Pentagon to Iraq: No press freedoms for you!

March 29, 2004
By

Iraq’s shaping up as a brutal testing ground for our revered notions of a marketplace of ideas. From my vantage point in suburban California, it’s outrageous that U.S. troops shut down an anti-U.S. newspaper in Baghdad.

But there’s no denying that any number of factions are exploiting their freedoms to strengthen their ability to call the shots in Iraq, and most of these factions are no more democratic than the mullahs running Iran.

A telling quote:

“When you repress the repressed, they only get stronger,” said Hamid al-Bayati, a spokesman for the Supreme Council for Islamic Revolution in Iraq, a prominent Shiite political party. “Punishing this newspaper will only increase the passion for those who speak out against the Americans.”

The copy editor part of me can’t help thinking: If repression made Iraqis stronger, they’d all have Marvel Comics nameplates after a couple decades of Saddam’s tender mercies. Logic is so rare in a war zone.

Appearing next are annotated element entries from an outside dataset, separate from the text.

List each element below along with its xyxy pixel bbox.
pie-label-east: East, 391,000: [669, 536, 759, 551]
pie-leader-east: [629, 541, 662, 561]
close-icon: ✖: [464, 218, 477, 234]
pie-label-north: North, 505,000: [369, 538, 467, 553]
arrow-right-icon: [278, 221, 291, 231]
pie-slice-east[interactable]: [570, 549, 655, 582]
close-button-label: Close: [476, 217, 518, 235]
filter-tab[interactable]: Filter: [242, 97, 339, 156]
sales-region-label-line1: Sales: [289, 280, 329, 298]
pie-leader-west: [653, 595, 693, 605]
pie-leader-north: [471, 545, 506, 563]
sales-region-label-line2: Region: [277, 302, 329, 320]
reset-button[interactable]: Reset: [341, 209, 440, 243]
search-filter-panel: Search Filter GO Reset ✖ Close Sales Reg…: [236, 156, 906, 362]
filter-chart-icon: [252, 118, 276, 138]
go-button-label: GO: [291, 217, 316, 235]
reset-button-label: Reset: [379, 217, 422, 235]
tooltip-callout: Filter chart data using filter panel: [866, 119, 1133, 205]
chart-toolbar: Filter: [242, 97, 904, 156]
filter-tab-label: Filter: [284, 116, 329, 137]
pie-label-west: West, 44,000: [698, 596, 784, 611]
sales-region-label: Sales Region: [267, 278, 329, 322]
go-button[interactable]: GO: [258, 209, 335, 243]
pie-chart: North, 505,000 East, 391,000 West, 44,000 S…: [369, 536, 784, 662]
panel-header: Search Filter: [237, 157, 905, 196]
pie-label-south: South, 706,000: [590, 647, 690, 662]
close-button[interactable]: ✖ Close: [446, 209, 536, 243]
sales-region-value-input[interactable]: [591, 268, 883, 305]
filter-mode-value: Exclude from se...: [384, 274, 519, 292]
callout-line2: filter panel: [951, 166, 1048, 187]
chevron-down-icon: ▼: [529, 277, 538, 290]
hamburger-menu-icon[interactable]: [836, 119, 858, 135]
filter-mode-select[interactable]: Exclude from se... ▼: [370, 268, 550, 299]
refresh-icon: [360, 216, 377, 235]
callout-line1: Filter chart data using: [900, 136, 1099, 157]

Whatever the logic for shutting down the Baghdad paper, it looks bad for the Pentagon to be saying, in effect, “we decide whose press gets to be free, and critics of the occupation should be happy we’re not killing and torturing you like Saddam would’ve.”

Kinda hard to build broad public support around, “well, we’re not as bad as Saddam.”

4 Responses to Pentagon to Iraq: No press freedoms for you!

  1. Jeff on March 29, 2004 at 2:31 pm

    I always enjoy when Islamic extremists lecture on personal freedom and repression.

  2. tom on March 29, 2004 at 2:49 pm

    Somebody in the White House Situation Room must’ve accidentally shredded the memo which cautioned, “four out of five internists agree: invasion and occupation of a foreign country causes critical malfunctions in the population’s gratitude glands. ”

  3. Jeff on March 29, 2004 at 4:54 pm

    Perhaps they would have enjoyed their own press freedoms if they had liberated their own country.

  4. tom on March 29, 2004 at 5:54 pm

    I’m holding out some hope that their ingratitude and our ineptitude are being exaggerated in the press.